In fairness, Frank Capra's beloved It's a Wonderful Life supplies plenty of fodder for a campy approach. Murray's one-person show bursts with snarky remarks or ridiculous exaggeration, picking on the movie's low budget effects, poking fun at a young George Bailey's curious resemblance to Jimmy Stewart, noticing the cameo role played by Alfalfa from The Little Rascals or ridiculing the mashed lips and smushed cheeks of George and Mary's first kiss.
For 75 minutes, actor Jerry Richardson serves up a running commentary while reenacting most of the film's scenes. His versatile performance shifts unnoticeably through a portrayal of over two dozen parts—crouching into Potter's wheelchair, or squatting as Zuzu to tug on George's coat—as he embellishes each character's voice with humorous caricature.

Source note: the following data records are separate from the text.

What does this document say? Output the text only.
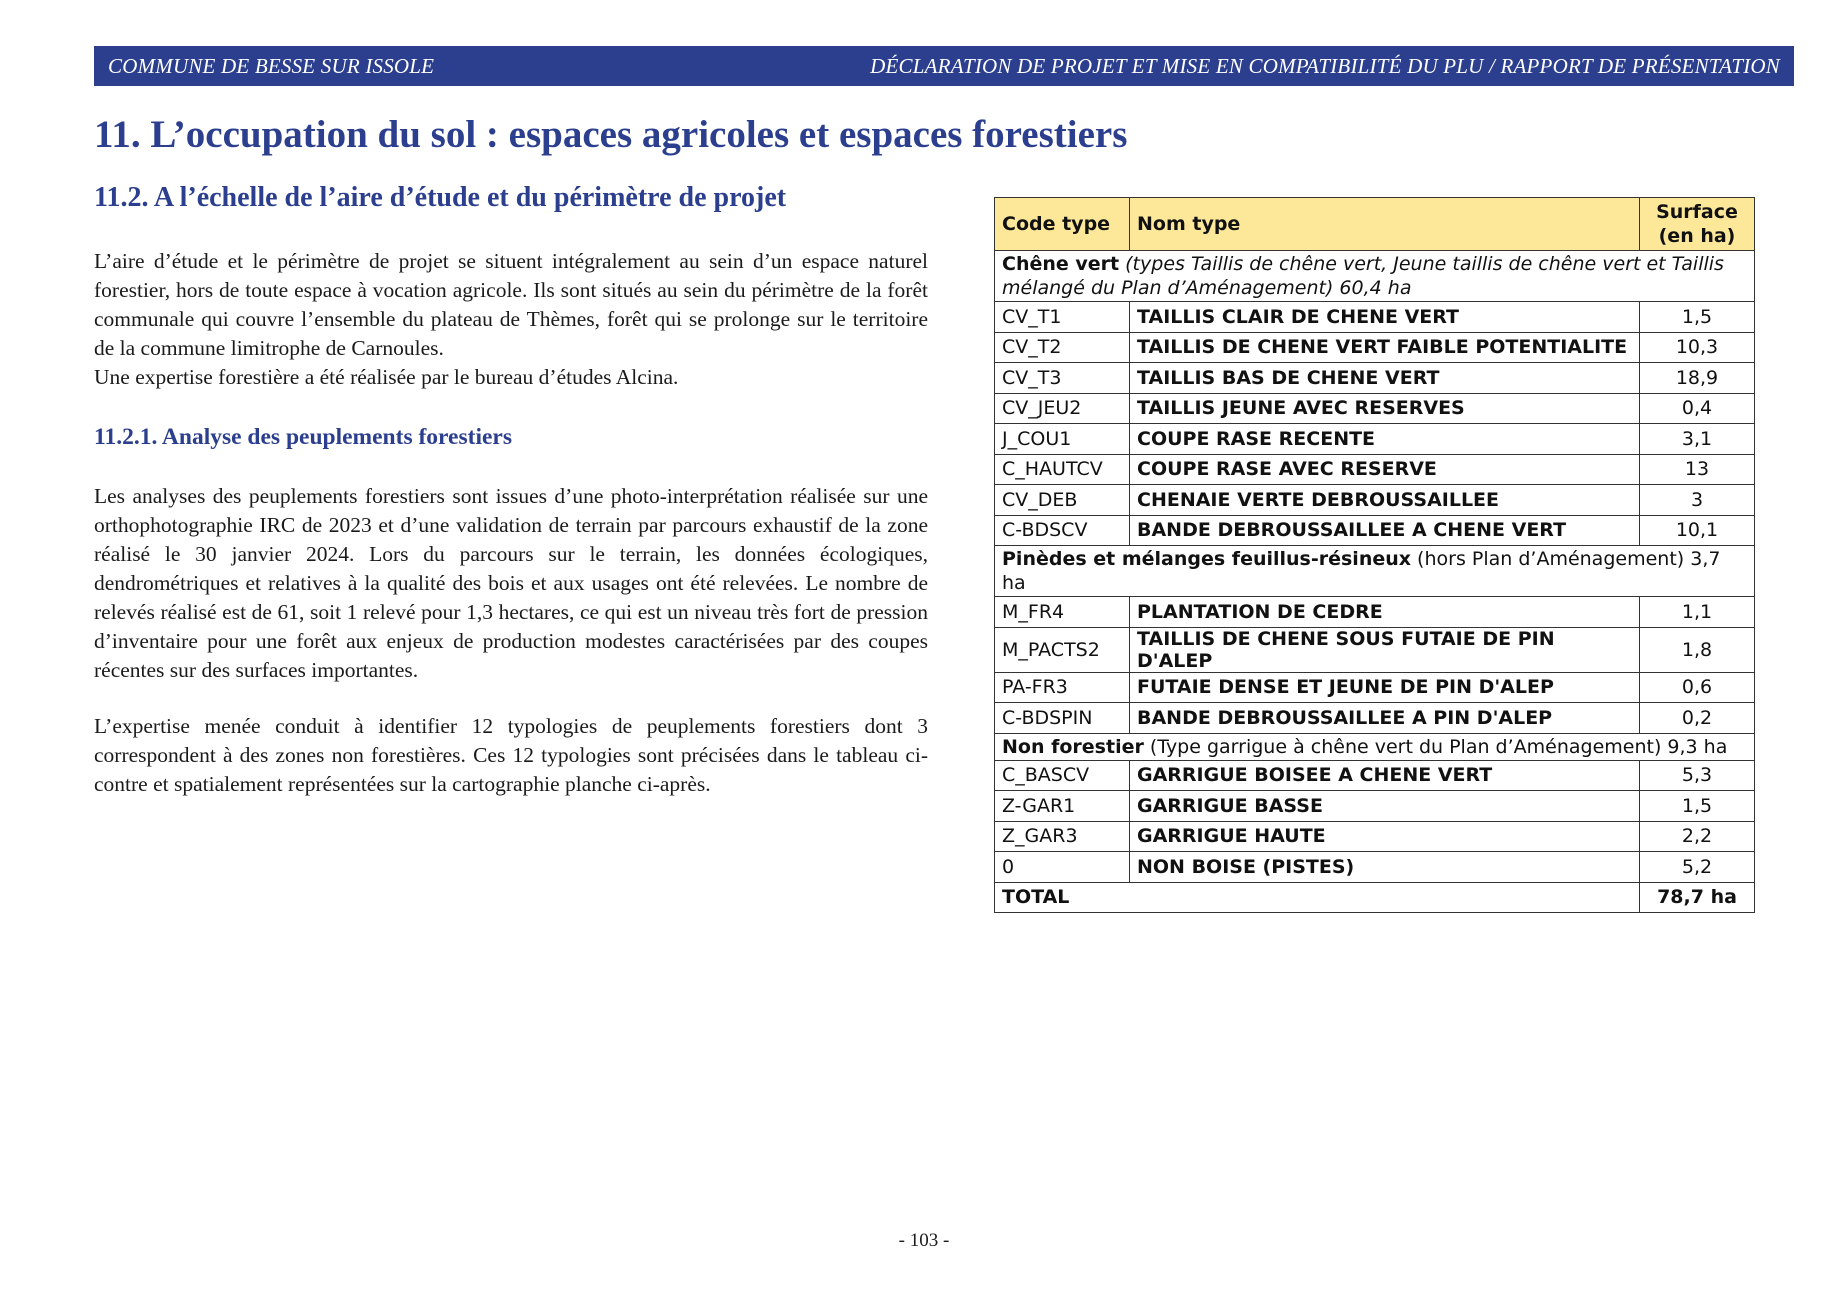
COMMUNE DE BESSE SUR ISSOLE	DÉCLARATION DE PROJET ET MISE EN COMPATIBILITÉ DU PLU / RAPPORT DE PRÉSENTATION
11. L’occupation du sol : espaces agricoles et espaces forestiers
11.2. A l’échelle de l’aire d’étude et du périmètre de projet

L’aire d’étude et le périmètre de projet se situent intégralement au sein d’un espace naturel forestier, hors de toute espace à vocation agricole. Ils sont situés au sein du périmètre de la forêt communale qui couvre l’ensemble du plateau de Thèmes, forêt qui se prolonge sur le territoire de la commune limitrophe de Carnoules.
Une expertise forestière a été réalisée par le bureau d’études Alcina.

11.2.1. Analyse des peuplements forestiers

Les analyses des peuplements forestiers sont issues d’une photo-interprétation réalisée sur une orthophotographie IRC de 2023 et d’une validation de terrain par parcours exhaustif de la zone réalisé le 30 janvier 2024. Lors du parcours sur le terrain, les données écologiques, dendrométriques et relatives à la qualité des bois et aux usages ont été relevées. Le nombre de relevés réalisé est de 61, soit 1 relevé pour 1,3 hectares, ce qui est un niveau très fort de pression d’inventaire pour une forêt aux enjeux de production modestes caractérisées par des coupes récentes sur des surfaces importantes.

L’expertise menée conduit à identifier 12 typologies de peuplements forestiers dont 3 correspondent à des zones non forestières. Ces 12 typologies sont précisées dans le tableau ci-contre et spatialement représentées sur la cartographie planche ci-après.

Code type	Nom type	Surface
(en ha)
Chêne vert (types Taillis de chêne vert, Jeune taillis de chêne vert et Taillis mélangé du Plan d’Aménagement) 60,4 ha		
CV_T1	TAILLIS CLAIR DE CHENE VERT	1,5
CV_T2	TAILLIS DE CHENE VERT FAIBLE POTENTIALITE	10,3
CV_T3	TAILLIS BAS DE CHENE VERT	18,9
CV_JEU2	TAILLIS JEUNE AVEC RESERVES	0,4
J_COU1	COUPE RASE RECENTE	3,1
C_HAUTCV	COUPE RASE AVEC RESERVE	13
CV_DEB	CHENAIE VERTE DEBROUSSAILLEE	3
C-BDSCV	BANDE DEBROUSSAILLEE A CHENE VERT	10,1
Pinèdes et mélanges feuillus-résineux (hors Plan d’Aménagement) 3,7 ha		
M_FR4	PLANTATION DE CEDRE	1,1
M_PACTS2	TAILLIS DE CHENE SOUS FUTAIE DE PIN D'ALEP	1,8
PA-FR3	FUTAIE DENSE ET JEUNE DE PIN D'ALEP	0,6
C-BDSPIN	BANDE DEBROUSSAILLEE A PIN D'ALEP	0,2
Non forestier (Type garrigue à chêne vert du Plan d’Aménagement) 9,3 ha		
C_BASCV	GARRIGUE BOISEE A CHENE VERT	5,3
Z-GAR1	GARRIGUE BASSE	1,5
Z_GAR3	GARRIGUE HAUTE	2,2
0	NON BOISE (PISTES)	5,2
TOTAL		78,7 ha
- 103 -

Murray's approach forces us to step back a bit from nostalgic sentimentality. For a Christmas show, "Did you ever notice how much of this film is about money?" Richardson asks; later he calls attention to the film's stereotypes of eager Italian immigrants and sassy African-American housekeepers. Or maybe George just fears success? Given Richardson's portrayal of world-weary fatigue, Murray could have titled his show "Stuck in Bedford Falls."
But David Bradley's balanced direction and Gregory Scott Miller's captivating lighting ensures that like the best camp, this production pokes its fun from a place of sincere affection, never once diminishing the magic of Capra's tale.
And just like the film, the magic still works, even if "in quotes." Waves of applause rippled through the audience after each of George's self-sacrifices or moments of redemption, and everyone leapt to their feet after the rapid wrap-up when the angel Clarence finally gets his wings. At People's Light, this campy take finds that sappy, sentimental center that even the snarkiest Scrooge would smile at.